There were several different stories I heard about when, where, why, and how my Mom became the "bad" child. Nowadays, social workers and educators have names or titles for the child that my Mom was. Maybe she had a psychological problem that wasn't determined because, during that era, problem children like my Mom was hidden away. It was embarrassing to have a child in a family who behaved or portrayed themselves like this. Like Susie did. It was not spoken about. Especially in a small city that I came from.
From what I have heard over the years is Susie went bad after Angie was born, there was such a long time between both of them. I guess there are 11 years between my Mom being born and my Aunt Angie being born. After Angie being born is when Susie started acting out. And then I heard she was in gymnastics and she broke her back, the doctors gave her meds, and she couldn't get off of them. (I cannot give you the exact quotes, that is why I italicized.) Such things were repeated time and time over the years.

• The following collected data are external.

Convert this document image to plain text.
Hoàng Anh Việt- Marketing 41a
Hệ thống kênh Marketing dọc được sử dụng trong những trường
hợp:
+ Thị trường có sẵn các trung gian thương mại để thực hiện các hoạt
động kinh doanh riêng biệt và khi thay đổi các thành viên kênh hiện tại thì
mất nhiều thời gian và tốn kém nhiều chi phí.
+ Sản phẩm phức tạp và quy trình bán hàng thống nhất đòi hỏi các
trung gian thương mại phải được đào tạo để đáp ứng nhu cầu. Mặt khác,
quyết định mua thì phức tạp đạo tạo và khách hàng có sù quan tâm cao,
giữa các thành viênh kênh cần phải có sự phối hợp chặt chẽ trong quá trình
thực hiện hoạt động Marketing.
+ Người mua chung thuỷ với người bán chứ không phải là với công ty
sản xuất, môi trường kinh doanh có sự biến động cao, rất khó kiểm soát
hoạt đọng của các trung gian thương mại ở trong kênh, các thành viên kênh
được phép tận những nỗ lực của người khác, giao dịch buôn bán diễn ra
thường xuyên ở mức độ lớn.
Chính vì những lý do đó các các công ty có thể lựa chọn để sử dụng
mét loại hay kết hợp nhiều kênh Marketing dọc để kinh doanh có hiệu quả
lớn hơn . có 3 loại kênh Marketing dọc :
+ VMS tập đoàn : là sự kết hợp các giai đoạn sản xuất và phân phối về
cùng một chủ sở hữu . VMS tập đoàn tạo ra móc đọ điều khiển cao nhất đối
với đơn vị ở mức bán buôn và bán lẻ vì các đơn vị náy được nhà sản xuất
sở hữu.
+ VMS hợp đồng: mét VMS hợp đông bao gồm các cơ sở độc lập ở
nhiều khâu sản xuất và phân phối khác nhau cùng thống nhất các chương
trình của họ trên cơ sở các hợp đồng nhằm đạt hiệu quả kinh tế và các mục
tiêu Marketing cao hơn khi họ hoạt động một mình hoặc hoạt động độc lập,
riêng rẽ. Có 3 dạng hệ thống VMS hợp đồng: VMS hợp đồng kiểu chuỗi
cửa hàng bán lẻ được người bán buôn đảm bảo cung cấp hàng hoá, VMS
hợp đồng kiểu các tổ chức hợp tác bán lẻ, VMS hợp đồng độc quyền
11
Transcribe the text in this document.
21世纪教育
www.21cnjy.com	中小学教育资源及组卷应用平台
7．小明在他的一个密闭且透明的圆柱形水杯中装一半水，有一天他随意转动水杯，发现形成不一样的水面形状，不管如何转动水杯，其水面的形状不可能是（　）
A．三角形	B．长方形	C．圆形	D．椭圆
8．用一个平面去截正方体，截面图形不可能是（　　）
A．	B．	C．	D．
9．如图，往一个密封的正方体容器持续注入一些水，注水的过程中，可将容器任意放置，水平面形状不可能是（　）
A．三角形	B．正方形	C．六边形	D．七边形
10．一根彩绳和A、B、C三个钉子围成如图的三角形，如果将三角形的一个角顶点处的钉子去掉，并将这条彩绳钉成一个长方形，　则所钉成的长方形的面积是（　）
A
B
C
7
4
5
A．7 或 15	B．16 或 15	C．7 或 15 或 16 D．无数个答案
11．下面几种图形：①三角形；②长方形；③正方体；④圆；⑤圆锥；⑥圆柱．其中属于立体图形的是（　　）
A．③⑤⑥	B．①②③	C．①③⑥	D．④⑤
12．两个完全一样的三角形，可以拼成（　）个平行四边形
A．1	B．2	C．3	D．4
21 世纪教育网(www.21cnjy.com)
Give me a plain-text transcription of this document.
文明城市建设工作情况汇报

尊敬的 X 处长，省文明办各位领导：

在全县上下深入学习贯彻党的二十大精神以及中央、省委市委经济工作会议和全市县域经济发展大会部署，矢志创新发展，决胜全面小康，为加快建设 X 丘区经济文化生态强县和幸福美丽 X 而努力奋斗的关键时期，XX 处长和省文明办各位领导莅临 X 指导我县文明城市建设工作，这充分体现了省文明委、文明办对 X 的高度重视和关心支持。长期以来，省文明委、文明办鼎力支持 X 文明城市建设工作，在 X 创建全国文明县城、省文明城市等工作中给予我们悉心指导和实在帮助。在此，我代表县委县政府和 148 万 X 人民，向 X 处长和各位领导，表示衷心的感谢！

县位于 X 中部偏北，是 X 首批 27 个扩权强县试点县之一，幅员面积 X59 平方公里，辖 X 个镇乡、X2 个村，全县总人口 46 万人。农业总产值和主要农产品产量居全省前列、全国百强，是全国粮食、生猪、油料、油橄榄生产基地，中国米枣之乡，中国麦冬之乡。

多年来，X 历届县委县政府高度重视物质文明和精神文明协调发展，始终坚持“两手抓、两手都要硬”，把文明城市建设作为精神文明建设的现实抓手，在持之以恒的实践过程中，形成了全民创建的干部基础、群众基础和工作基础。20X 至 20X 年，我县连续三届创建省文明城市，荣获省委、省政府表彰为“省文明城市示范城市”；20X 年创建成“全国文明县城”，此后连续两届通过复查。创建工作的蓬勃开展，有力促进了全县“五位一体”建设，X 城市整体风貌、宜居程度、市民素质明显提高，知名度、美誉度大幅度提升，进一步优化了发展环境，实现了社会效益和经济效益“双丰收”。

I guess maybe when a person who may be born with a certain chemical imbalance it is possible that the combination of both a new child being born after being the "baby" of the family for a long time and having all the attention being taken away when a new baby is born plus enduring injury while performing a certain sport could make a person's chemical imbalance come to light.
I was not there. I don't know the truth about what happened to Susie to make to the person s
she became. However, throughout my childhood and after I was constantly reminded about Susie. How "you are just like your Mother." "You are just like Susie." "She looks just like Susie." "You are going to turn out just like your Mother." "Susie always ruins everything."
My story of growing up with a heroin-addicted Mom. All of the ups and downs of her coming and going...going to rehabs, going to jail and prisons, seeing the wounds she gave herself, and then eventually the drugs impacting her mental stability with the bipolar syndrome and maybe a little schizophrenia mixed in. These are the memories I lived, and this is the truth that I know.